Annual Theme 2017
Substance

The steel chair, the Triolin floor, the building made of steel, glass and concrete, the stage work composed of movement, light and shadow. All of these things were produced at the Bauhaus in material, hand-crafted and industrial processes that were united with immaterial, optical processes that produce images.

“First we seek contact with material…” stated Josef Albers, looking back at his pedagogical work at the Bauhaus. In his preliminary course, students worked freely with all kinds of materials in order to develop a new approach to conceptualisation and design. The young students were encouraged to understand the world in a sensory, haptic way, and to thus rethink it.

But what counts as material? Of course, paper and wood, glass and textile, steel, metal and concrete are materials. But at the Bauhaus the masters and their students also experimented with sounds in order to visualise the substance of tone, with light and shadow in order to forge the substance of a space and with movement in order to shape the substance of a mechanised figure.

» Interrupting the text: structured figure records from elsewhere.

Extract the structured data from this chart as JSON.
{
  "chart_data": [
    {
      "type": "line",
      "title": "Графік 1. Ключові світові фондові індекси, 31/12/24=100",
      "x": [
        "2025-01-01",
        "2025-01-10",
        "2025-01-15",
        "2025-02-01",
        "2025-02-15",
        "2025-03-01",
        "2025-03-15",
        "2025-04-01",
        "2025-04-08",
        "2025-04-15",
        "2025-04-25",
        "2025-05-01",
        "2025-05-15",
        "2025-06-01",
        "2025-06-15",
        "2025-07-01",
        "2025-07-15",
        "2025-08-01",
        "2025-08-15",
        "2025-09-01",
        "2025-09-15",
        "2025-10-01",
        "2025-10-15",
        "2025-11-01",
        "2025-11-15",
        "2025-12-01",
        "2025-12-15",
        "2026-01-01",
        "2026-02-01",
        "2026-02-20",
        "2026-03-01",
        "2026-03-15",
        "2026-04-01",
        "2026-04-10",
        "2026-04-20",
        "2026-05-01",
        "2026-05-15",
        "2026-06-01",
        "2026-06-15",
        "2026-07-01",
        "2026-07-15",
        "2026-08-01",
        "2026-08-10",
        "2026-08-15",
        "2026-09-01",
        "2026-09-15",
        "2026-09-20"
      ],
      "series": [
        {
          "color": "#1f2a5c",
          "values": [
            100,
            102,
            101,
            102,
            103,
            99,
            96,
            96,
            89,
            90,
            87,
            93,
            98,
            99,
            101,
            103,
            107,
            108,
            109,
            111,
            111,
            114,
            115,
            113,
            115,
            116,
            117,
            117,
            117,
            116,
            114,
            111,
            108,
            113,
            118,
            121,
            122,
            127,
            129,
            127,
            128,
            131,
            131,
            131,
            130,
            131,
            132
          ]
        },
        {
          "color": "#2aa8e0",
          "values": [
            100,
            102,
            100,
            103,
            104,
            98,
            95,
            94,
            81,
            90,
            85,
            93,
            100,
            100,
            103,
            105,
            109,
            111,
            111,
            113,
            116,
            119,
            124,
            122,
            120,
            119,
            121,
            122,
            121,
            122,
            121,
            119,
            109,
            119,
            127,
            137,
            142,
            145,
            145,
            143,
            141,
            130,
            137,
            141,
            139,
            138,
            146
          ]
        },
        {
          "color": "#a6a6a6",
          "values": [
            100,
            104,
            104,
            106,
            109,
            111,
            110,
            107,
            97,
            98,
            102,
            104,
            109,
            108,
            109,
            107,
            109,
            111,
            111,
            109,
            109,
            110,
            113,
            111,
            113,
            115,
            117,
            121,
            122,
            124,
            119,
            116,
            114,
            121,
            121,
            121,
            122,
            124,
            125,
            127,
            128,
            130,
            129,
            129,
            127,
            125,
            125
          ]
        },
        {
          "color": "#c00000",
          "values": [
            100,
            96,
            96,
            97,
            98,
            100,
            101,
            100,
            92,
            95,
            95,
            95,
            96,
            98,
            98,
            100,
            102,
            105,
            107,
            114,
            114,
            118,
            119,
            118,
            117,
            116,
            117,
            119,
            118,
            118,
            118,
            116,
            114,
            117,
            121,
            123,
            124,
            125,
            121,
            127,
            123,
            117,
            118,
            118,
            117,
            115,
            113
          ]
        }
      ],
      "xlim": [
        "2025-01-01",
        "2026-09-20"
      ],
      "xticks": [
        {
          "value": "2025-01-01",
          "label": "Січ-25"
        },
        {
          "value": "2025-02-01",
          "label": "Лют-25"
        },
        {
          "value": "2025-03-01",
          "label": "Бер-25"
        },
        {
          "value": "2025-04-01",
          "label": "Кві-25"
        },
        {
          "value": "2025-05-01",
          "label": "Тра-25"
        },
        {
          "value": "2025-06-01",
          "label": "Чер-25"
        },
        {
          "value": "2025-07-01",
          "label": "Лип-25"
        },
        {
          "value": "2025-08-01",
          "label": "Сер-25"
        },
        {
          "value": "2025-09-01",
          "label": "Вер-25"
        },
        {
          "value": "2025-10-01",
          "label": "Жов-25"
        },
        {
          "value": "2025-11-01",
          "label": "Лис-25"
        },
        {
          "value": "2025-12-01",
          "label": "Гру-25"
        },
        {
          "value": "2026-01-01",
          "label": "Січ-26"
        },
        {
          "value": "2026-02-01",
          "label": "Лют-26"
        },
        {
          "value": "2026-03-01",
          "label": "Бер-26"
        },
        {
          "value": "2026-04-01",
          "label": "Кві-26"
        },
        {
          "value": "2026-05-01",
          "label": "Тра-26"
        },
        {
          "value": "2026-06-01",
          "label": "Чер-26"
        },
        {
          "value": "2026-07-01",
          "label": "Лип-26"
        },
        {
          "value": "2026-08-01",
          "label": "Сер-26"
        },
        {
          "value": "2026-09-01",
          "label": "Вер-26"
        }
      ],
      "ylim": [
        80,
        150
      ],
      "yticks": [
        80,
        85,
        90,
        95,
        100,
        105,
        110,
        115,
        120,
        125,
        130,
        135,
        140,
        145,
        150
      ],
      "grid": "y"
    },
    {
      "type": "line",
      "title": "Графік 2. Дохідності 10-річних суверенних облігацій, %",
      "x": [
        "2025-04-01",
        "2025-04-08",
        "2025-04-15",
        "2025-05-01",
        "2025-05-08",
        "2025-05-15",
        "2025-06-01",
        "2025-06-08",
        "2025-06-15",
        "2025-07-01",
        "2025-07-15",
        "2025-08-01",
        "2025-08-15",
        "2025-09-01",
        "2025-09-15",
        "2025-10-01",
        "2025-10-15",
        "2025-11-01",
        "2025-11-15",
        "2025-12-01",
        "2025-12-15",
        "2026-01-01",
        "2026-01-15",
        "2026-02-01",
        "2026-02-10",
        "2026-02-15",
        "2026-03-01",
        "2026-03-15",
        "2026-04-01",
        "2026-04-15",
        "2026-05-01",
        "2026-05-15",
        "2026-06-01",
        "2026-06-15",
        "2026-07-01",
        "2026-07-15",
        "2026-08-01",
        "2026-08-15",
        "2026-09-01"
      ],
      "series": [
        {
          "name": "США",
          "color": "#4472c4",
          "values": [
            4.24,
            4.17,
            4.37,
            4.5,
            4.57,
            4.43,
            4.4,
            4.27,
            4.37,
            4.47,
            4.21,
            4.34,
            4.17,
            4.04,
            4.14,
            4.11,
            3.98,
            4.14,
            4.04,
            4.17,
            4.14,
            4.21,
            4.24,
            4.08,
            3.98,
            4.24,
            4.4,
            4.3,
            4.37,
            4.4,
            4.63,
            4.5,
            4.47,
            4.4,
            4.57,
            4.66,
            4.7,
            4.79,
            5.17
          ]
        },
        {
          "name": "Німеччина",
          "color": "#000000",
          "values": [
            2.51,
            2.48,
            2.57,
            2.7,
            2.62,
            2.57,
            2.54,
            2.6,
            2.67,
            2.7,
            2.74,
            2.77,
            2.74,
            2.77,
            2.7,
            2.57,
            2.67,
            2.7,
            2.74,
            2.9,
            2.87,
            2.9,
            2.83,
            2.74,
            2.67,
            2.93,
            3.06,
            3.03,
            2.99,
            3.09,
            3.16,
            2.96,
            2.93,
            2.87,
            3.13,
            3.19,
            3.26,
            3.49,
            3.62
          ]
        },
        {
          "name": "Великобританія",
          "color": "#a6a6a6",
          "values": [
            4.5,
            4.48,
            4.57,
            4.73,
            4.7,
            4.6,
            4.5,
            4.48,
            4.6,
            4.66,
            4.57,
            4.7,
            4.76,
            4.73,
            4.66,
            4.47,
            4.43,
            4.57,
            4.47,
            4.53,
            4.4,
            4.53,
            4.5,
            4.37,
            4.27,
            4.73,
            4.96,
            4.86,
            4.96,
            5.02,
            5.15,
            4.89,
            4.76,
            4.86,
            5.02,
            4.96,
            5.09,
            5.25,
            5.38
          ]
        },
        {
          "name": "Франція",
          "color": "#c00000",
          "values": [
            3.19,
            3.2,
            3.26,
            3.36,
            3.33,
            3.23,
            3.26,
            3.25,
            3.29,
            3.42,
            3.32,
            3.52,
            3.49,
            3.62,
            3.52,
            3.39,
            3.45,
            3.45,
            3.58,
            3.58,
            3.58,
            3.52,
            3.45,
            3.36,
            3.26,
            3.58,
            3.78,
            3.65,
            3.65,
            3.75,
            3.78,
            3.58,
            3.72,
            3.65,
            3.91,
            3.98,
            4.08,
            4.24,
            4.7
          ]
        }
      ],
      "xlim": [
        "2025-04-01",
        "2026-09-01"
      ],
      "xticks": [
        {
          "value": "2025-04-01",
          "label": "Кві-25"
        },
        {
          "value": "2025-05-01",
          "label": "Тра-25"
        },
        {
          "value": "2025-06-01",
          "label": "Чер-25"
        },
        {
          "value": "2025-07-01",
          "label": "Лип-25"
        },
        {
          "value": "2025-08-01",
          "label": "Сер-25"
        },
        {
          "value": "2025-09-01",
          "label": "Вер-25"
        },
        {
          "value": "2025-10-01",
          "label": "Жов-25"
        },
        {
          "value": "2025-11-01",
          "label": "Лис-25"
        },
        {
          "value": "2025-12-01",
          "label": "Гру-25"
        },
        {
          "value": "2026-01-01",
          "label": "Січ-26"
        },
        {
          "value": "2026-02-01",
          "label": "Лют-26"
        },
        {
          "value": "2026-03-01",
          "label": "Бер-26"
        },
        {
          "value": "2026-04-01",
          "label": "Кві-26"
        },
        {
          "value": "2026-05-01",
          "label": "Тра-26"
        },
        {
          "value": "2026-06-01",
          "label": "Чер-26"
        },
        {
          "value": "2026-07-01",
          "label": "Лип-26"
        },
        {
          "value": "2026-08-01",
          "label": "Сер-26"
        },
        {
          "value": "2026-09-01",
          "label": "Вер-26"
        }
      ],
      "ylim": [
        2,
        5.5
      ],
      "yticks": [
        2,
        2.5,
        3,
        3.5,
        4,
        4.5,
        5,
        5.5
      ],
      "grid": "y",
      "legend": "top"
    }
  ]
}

The stage workshop joined the successive ranks of the metal, wood and textile workshops and together they made up the curriculum of the Hochschule für Gestaltung (School of Design), as the Bauhaus called itself in the Dessau years. Here, learning was an experimental process with the multiplicity of material and non-material substances.

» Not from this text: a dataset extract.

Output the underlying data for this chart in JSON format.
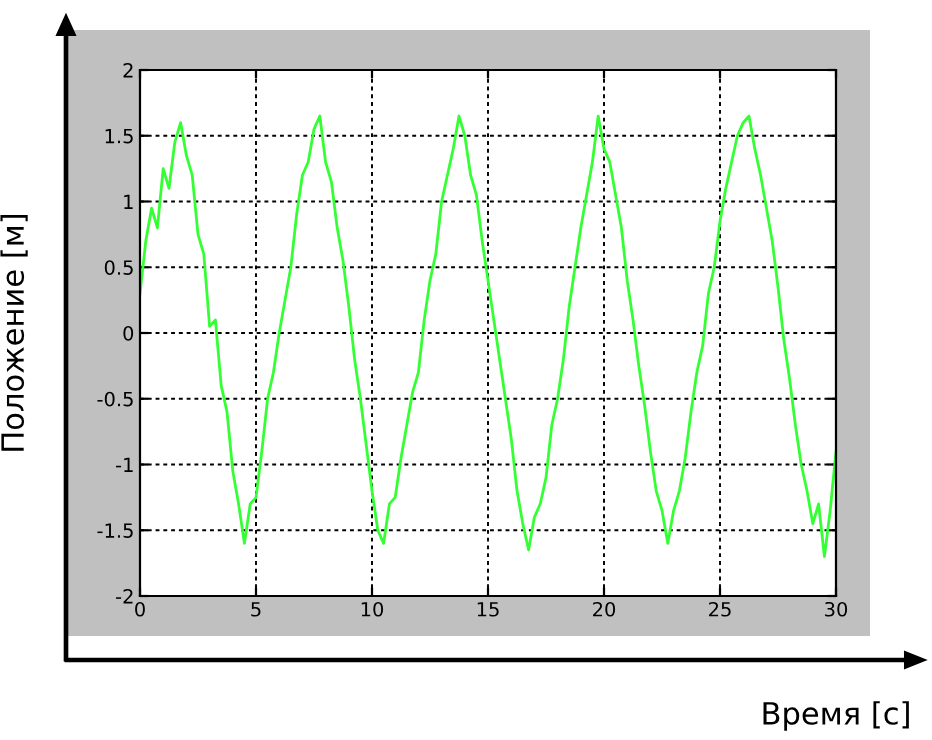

The interest in materials was however not only pedagogically motivated. The Bauhaus’s engagement with a new object culture was also an attempt to make the by then already globally organised manufacture of industrial goods a tangible reality. Today, our object culture is shaped by digital processes and smart materials. And now, just as it was for the Bauhaus in the past, the debate about substance, about the material versus the non-material, is highly topical among designers and architects. Intelligent materials adapt to new environmental conditions, are energy-self-sufficient, or have a shape memory. Together with digital applications they are collectively changing our perceptions of things, of their substance, and make new forms and uses possible.

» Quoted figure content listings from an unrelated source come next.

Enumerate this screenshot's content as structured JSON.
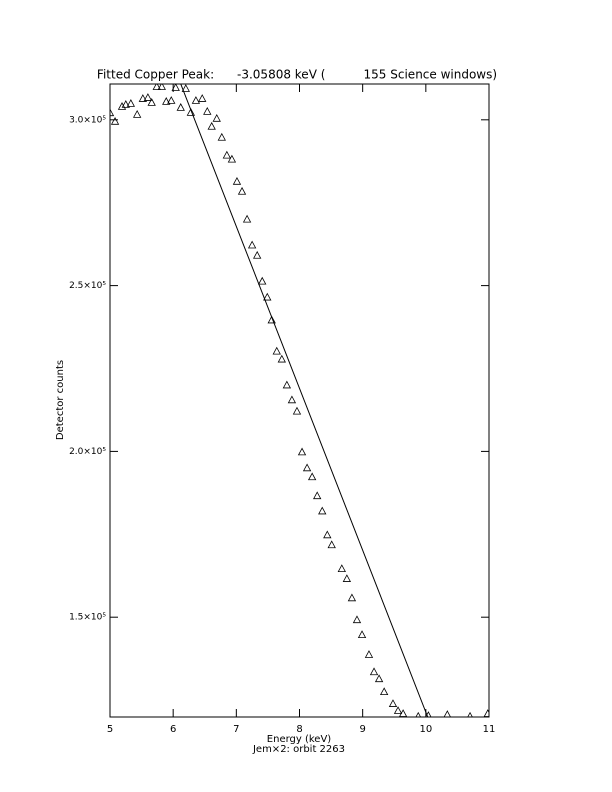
{
  "chart_data": {
    "type": "scatter",
    "title": "Fitted Copper Peak:      -3.05808 keV (          155 Science windows)",
    "xlabel": "Energy (keV)",
    "subtitle": "Jem×2: orbit 2263",
    "ylabel": "Detector counts",
    "xlim": [
      5,
      11
    ],
    "xticks": [
      5,
      6,
      7,
      8,
      9,
      10,
      11
    ],
    "ylim": [
      119900,
      310800
    ],
    "yticks": [
      {
        "value": 150000,
        "label": "1.5×10⁵"
      },
      {
        "value": 200000,
        "label": "2.0×10⁵"
      },
      {
        "value": 250000,
        "label": "2.5×10⁵"
      },
      {
        "value": 300000,
        "label": "3.0×10⁵"
      }
    ],
    "color": "#000000",
    "series": [
      {
        "marker": "triangle",
        "color": "#000000",
        "x": [
          5.0,
          5.08,
          5.19,
          5.25,
          5.33,
          5.43,
          5.52,
          5.6,
          5.66,
          5.74,
          5.82,
          5.89,
          5.97,
          6.04,
          6.12,
          6.2,
          6.28,
          6.36,
          6.46,
          6.54,
          6.61,
          6.69,
          6.77,
          6.85,
          6.93,
          7.01,
          7.09,
          7.17,
          7.25,
          7.33,
          7.41,
          7.49,
          7.56,
          7.64,
          7.72,
          7.8,
          7.88,
          7.96,
          8.04,
          8.12,
          8.2,
          8.28,
          8.36,
          8.44,
          8.51,
          8.67,
          8.75,
          8.83,
          8.91,
          8.99,
          9.1,
          9.18,
          9.26,
          9.34,
          9.48,
          9.56,
          9.64,
          9.88,
          10.04,
          10.34,
          10.7,
          10.98
        ],
        "values": [
          302000,
          299400,
          303900,
          304500,
          304800,
          301500,
          306300,
          306600,
          305100,
          309900,
          309900,
          305400,
          305700,
          309600,
          303600,
          309300,
          302100,
          305700,
          306300,
          302400,
          297900,
          300300,
          294600,
          289200,
          288000,
          281300,
          278300,
          269900,
          262100,
          259000,
          251200,
          246400,
          239500,
          230100,
          227700,
          219900,
          215400,
          212000,
          199700,
          194900,
          192200,
          186500,
          181900,
          174700,
          171700,
          164500,
          161500,
          155700,
          149100,
          144600,
          138600,
          133400,
          131300,
          127400,
          123800,
          121700,
          120800,
          120000,
          120200,
          120500,
          120000,
          120800
        ]
      },
      {
        "style": "line",
        "color": "#000000",
        "x": [
          6.12,
          10.03
        ],
        "values": [
          310800,
          119900
        ]
      }
    ]
  }
}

With its annual theme Substance, the Bauhaus Dessau Foundation focuses on the dialogue between substance and design: on the substance of ideas, on substance as topic and material, on substantial forms, on the preservation of substance and on the substance of the Bauhaus as an institution. Beginning with the historic Bauhaus’s understanding of materials and substance it looks ahead into the twenty-first century and the contemporary role of artists, designers and architects as mediators of our material culture.